I have had 40,000 "best ever side ever in the prem, laa. Wiiirld championz" t-shirts printed. They shall all be sold out by the end of dry Jan. Or stolen. Probably stolen...
 
Astra Xeneca always want volunteers for drug trials.
Pays well if you survive.
 
I’m always trying to think of ways to make a bit of money. I’ve tried buying and selling vintage clothes, design work, weekend jobs etc, nothing ever really works for me. I’d sell my body if I wasn’t ugly!

people in England have money to spend, I just need to find something to make them part with it.

has anyone come up any simple (and legal) ways to get money out of people?
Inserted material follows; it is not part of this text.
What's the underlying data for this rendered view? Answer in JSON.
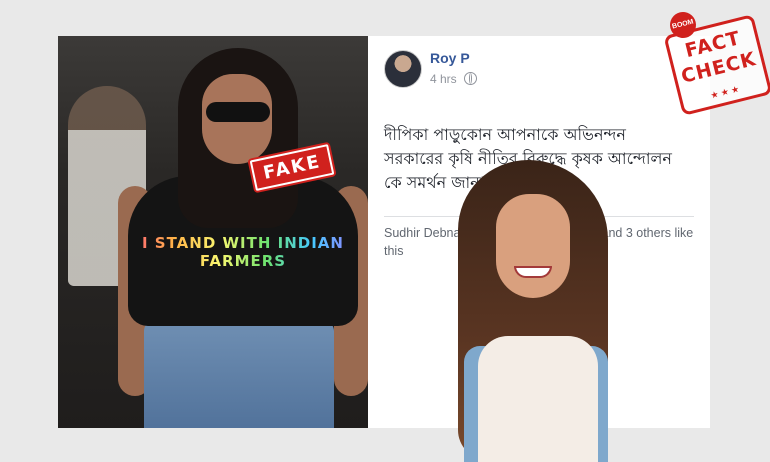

Let’s hear them!
Bloke who washes my windows has a top end beemer so if there is a gap in your area for a window cleaner that could be something to look at.
 
Put an advert in the local newpaper saying "get rich quick - send £5 and a SAE for details".
With each SAE you get, you put a note inside saying
"Put an advert in the local newpaper saying "get rich quick - send £5 and a SAE for details".
Wasn't there a scam a few years back where people were buying specialist magazines out of a newspaper and the company (which had no intention of supplying the goods) then wrote back saying "Sorry, we can't provide the product, here's a cheque for the amount you paid" but it was a company cheque in the name Anal Sex Toys Ltd so a lot of people didn't cash it.
 
I’m always trying to think of ways to make a bit of money. I’ve tried buying and selling vintage clothes, design work, weekend jobs etc, nothing ever really works for me. I’d sell my body if I wasn’t ugly!

people in England have money to spend, I just need to find something to make them part with it.

has anyone come up any simple (and legal) ways to get money out of people? Let’s hear them!

Any suggestions welcome for me too. It's always the first few days of the month after I've been paid where I'm looking at how much I've got for the rest of the month and I think I could probably do with an extra few hundred quid a month. Or I could pack in drinking and going to football matches every weekend, but where's the fun in that?
 
Bloke who washes my windows has a top end beemer so if there is a gap in your area for a window cleaner that could be something to look at.

so that’s him, Google and Amazon then...
 
Bloke who washes my windows has a top end beemer so if there is a gap in your area for a window cleaner that could be something to look at.
I think the fun police have legislated the joy out of window cleaning. The days of just having a ladder, bucket, a few rags (not that sort) and making a bit of cash in hand seem to have gone. Now it's all cunts with those long poles, special water, and monthly direct debits.